Sur ce territoire, la part de logements collectifs mesure directement le volume de dossiers limités aux parties privatives. On relève environ 245 logements chauffés au gaz ou au fioul, 67 % de maisons individuelles, un rattachement intercommunal à CC Pays d'Evian Vallée d'Abondance, en zone climatique H1c. Ces valeurs ne décident d'aucun projet à elles seules, mais elles fixent l'ordre de grandeur dans lequel un chiffrage à Lugrin est crédible.
Reste le financement du solde : sur le cas type à Lugrin, le reste à charge d'un ménage très modeste ressort à 6 000 € après aide ANAH et prise en charge de l'accompagnement. Étalé sur quinze ans en éco-prêt à taux zéro, cela représente de l'ordre de 35 € par mois, à comparer aux 1 620 € d'économie annuelle attendue sur la facture d'énergie.
L'écueil le plus coûteux reste l'isolation intérieure posée sans traitement des retours de tableau. Sa reprise après coup coûte couramment 10 à 20 % du poste, soit 2 176 € à 4 352 € sur le chiffrage retenu à Lugrin — un montant qui n'est jamais couvert une seconde fois par l'aide, déjà consommée.

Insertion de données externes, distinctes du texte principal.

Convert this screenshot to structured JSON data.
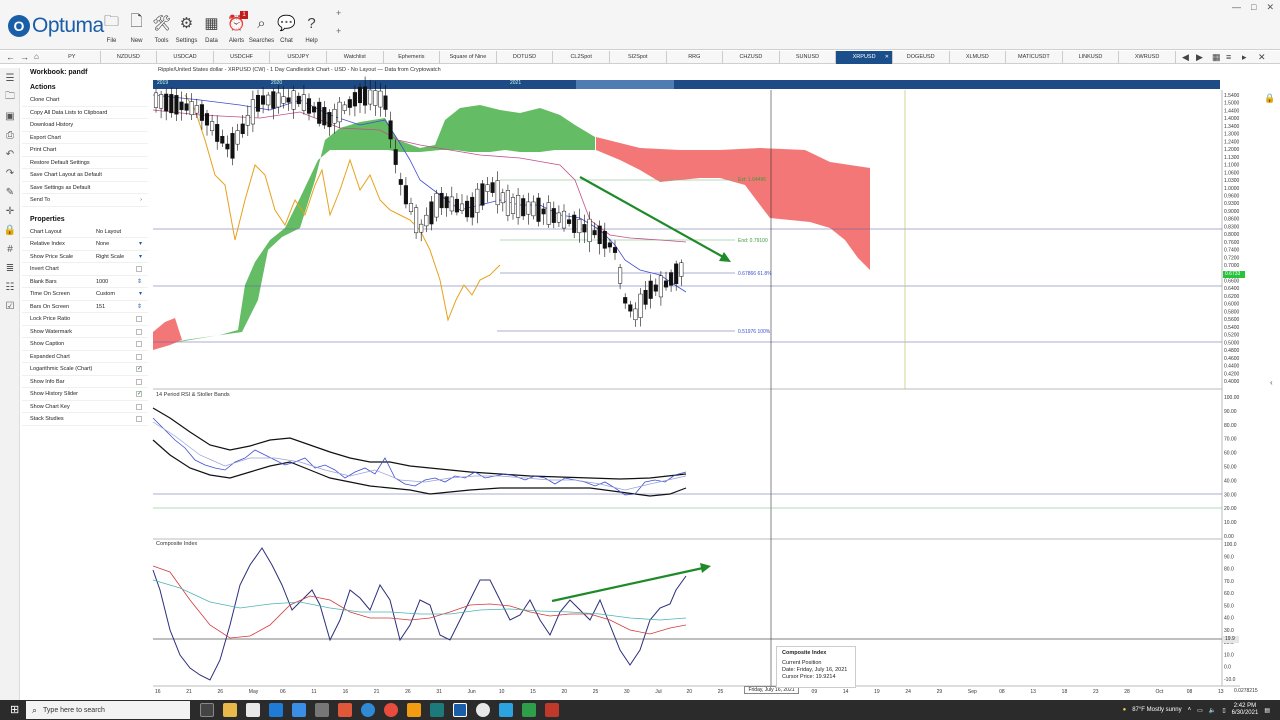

Situer le projet dans son département : à Lugrin, en Haute-Savoie, les mêmes barèmes nationaux s'appliquent, mais les prix d'entreprise et les délais varient d'un bassin à l'autre. Consulter trois devis sur la rénovation des parties privatives d'un appartement dans ce périmètre reste la seule façon d'objectiver le coût.

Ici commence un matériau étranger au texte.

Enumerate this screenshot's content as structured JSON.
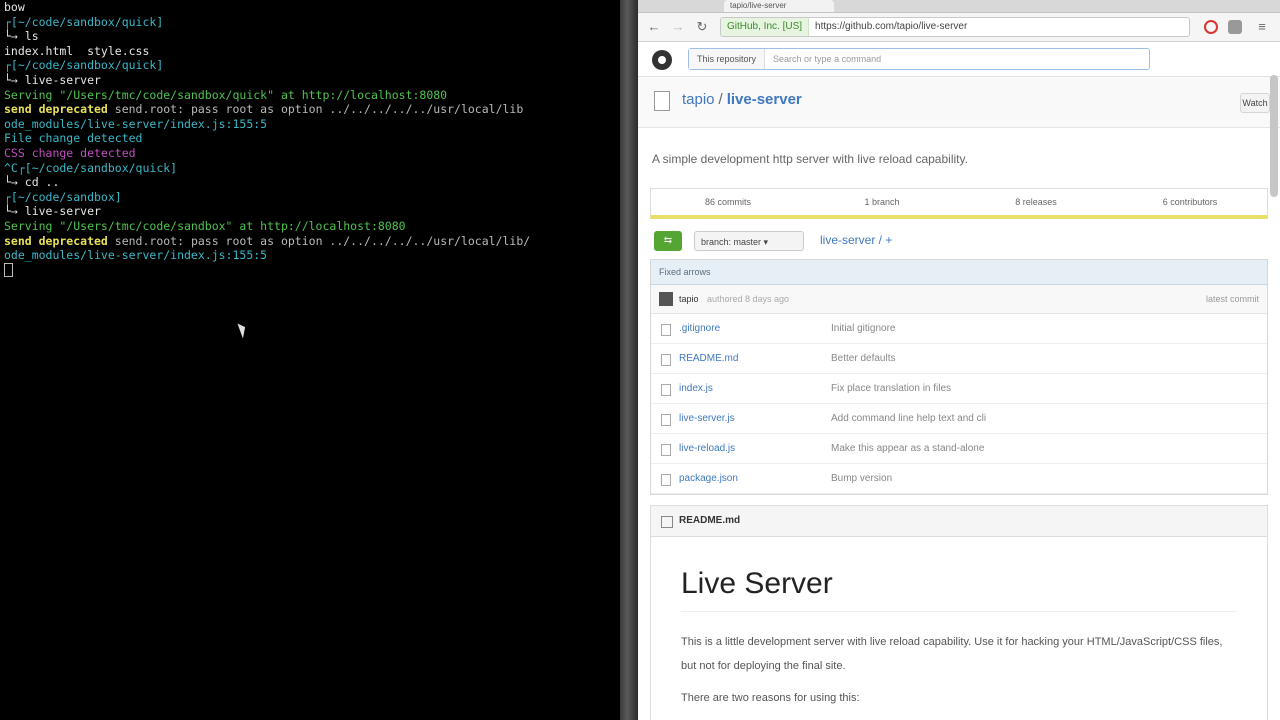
{
  "terminal": {
    "lines": [
      {
        "text": "bow",
        "cls": "c-white"
      },
      {
        "text": "┌[~/code/sandbox/quick]",
        "cls": "c-cyan"
      },
      {
        "text": "└→ ls",
        "cls": "c-white"
      },
      {
        "text": "index.html  style.css",
        "cls": "c-white"
      },
      {
        "text": "┌[~/code/sandbox/quick]",
        "cls": "c-cyan"
      },
      {
        "text": "└→ live-server",
        "cls": "c-white"
      },
      {
        "text": "Serving \"/Users/tmc/code/sandbox/quick\" at http://localhost:8080",
        "cls": "c-green"
      },
      {
        "text": "send deprecated send.root: pass root as option ../../../../../usr/local/lib",
        "cls": "c-mixed"
      },
      {
        "text": "ode_modules/live-server/index.js:155:5",
        "cls": "c-cyan"
      },
      {
        "text": "File change detected",
        "cls": "c-cyan"
      },
      {
        "text": "CSS change detected",
        "cls": "c-magenta"
      },
      {
        "text": "^C┌[~/code/sandbox/quick]",
        "cls": "c-cyan"
      },
      {
        "text": "└→ cd ..",
        "cls": "c-white"
      },
      {
        "text": "┌[~/code/sandbox]",
        "cls": "c-cyan"
      },
      {
        "text": "└→ live-server",
        "cls": "c-white"
      },
      {
        "text": "Serving \"/Users/tmc/code/sandbox\" at http://localhost:8080",
        "cls": "c-green"
      },
      {
        "text": "send deprecated send.root: pass root as option ../../../../../usr/local/lib/",
        "cls": "c-mixed"
      },
      {
        "text": "ode_modules/live-server/index.js:155:5",
        "cls": "c-cyan"
      }
    ]
  },
  "browser": {
    "tab_title": "tapio/live-server",
    "secure_label": "GitHub, Inc. [US]",
    "url": "https://github.com/tapio/live-server",
    "github": {
      "search_scope": "This repository",
      "search_placeholder": "Search or type a command",
      "repo_owner": "tapio",
      "repo_name": "live-server",
      "watch_label": "Watch",
      "description": "A simple development http server with live reload capability.",
      "stats": [
        "86 commits",
        "1 branch",
        "8 releases",
        "6 contributors"
      ],
      "compare_label": "⇆",
      "branch_label": "branch: master ▾",
      "breadcrumb": "live-server / +",
      "commit_bar": "Fixed arrows",
      "last_commit": {
        "author": "tapio",
        "message": "authored 8 days ago",
        "right": "latest commit"
      },
      "files": [
        {
          "name": ".gitignore",
          "msg": "Initial gitignore"
        },
        {
          "name": "README.md",
          "msg": "Better defaults"
        },
        {
          "name": "index.js",
          "msg": "Fix place translation in files"
        },
        {
          "name": "live-server.js",
          "msg": "Add command line help text and cli"
        },
        {
          "name": "live-reload.js",
          "msg": "Make this appear as a stand-alone"
        },
        {
          "name": "package.json",
          "msg": "Bump version"
        }
      ],
      "readme_label": "README.md",
      "readme_title": "Live Server",
      "readme_p1": "This is a little development server with live reload capability. Use it for hacking your HTML/JavaScript/CSS files,",
      "readme_p1b": "but not for deploying the final site.",
      "readme_p2": "There are two reasons for using this:"
    }
  },
  "colors": {
    "terminal_bg": "#000000",
    "prompt_cyan": "#3ab8c8",
    "serving_green": "#4fc24f",
    "css_magenta": "#c04fc0",
    "deprecated_yellow": "#e8e05a",
    "github_link": "#4078c0",
    "compare_green": "#55a532"
  }
}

Énergie de chauffage en place : 22 % du parc reste au gaz ou au fioul à Lugrin, soit près de 245 logements. Ce point de départ conditionne l'ampleur du gain obtenu par la rénovation des parties privatives d'un appartement, un logement déjà chauffé à l'électricité renouvelable ne dégageant pas la même marge de progression.

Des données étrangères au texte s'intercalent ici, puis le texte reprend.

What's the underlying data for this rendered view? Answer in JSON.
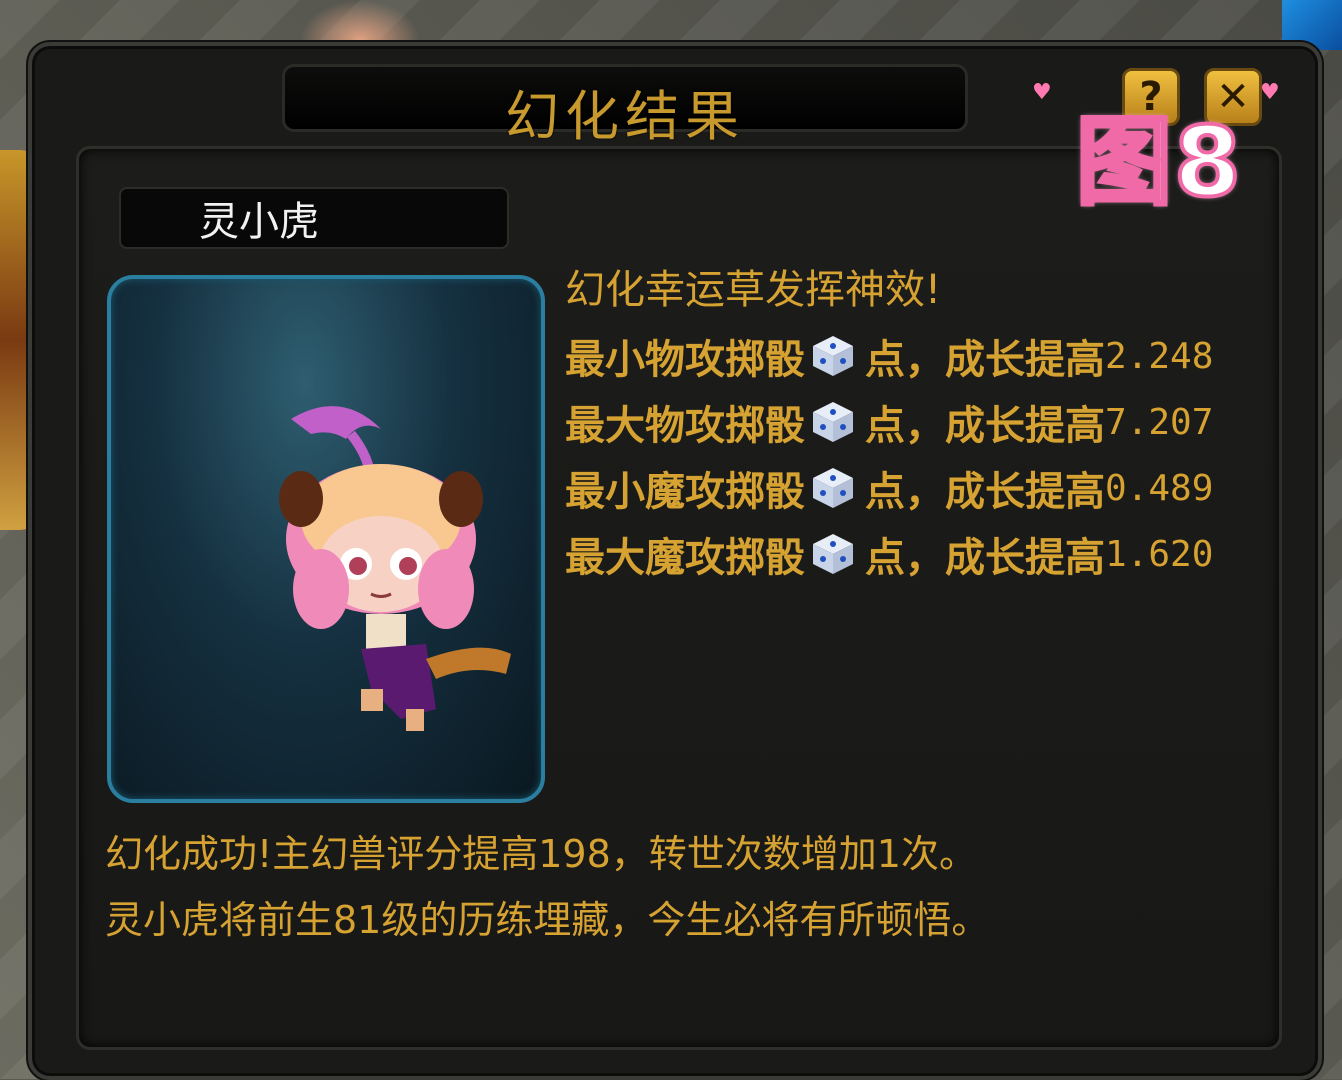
{
  "window": {
    "title": "幻化结果"
  },
  "buttons": {
    "help": "?",
    "close": "✕"
  },
  "pet": {
    "name": "灵小虎"
  },
  "lucky_message": "幻化幸运草发挥神效!",
  "stats": [
    {
      "label": "最小物攻掷骰",
      "suffix": "点，成长提高",
      "value": "2.248"
    },
    {
      "label": "最大物攻掷骰",
      "suffix": "点，成长提高",
      "value": "7.207"
    },
    {
      "label": "最小魔攻掷骰",
      "suffix": "点，成长提高",
      "value": "0.489"
    },
    {
      "label": "最大魔攻掷骰",
      "suffix": "点，成长提高",
      "value": "1.620"
    }
  ],
  "result": {
    "line1": "幻化成功!主幻兽评分提高198，转世次数增加1次。",
    "line2": "灵小虎将前生81级的历练埋藏，今生必将有所顿悟。"
  },
  "overlay_tag": "图8",
  "colors": {
    "gold_text": "#d6a232",
    "title_gold": "#c89a2e",
    "portrait_border": "#2a7fa0",
    "tag_pink": "#f06aa8"
  },
  "icons": {
    "dice": "dice-icon",
    "help": "question-icon",
    "close": "close-icon"
  }
}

Rapporté au plan de financement, le lot privatif représente de l'ordre de 54 % du montant plafonné retenu à Lugrin. Un ménage très modeste voit donc ce seul poste couvert à hauteur de 17 408 € par MaPrimeRénov' Parcours accompagné, un ménage intermédiaire à hauteur de 9 792 €.
Mix de chauffage à Lugrin : 74 % d'électricité, 12 % de gaz, 10 % de fioul, 4 % de bois et 0 % de réseau de chaleur. Ce partage détermine l'intérêt réel de la rénovation des parties privatives d'un appartement : un logement raccordé à un réseau vertueux n'appelle pas le même bouquet qu'un logement au fioul.
La densité de diagnostics renseigne sur la maturité du marché : 576 DPE publiés par l'ADEME à Lugrin, soit 524 pour 1 000 résidences principales. Un tel volume conditionne les délais de un artisan RGE habitué aux chantiers en site occupé, dont l'intervention sur la rénovation des parties privatives d'un appartement dure trois à six semaines.
Le climat entre dans le calcul réglementaire : la zone H1c applicable à Lugrin correspond à une base de 250 kWh/m²/an. Plus cette base est élevée, plus la rénovation des parties privatives d'un appartement rentabilise vite son surcoût, à performance identique.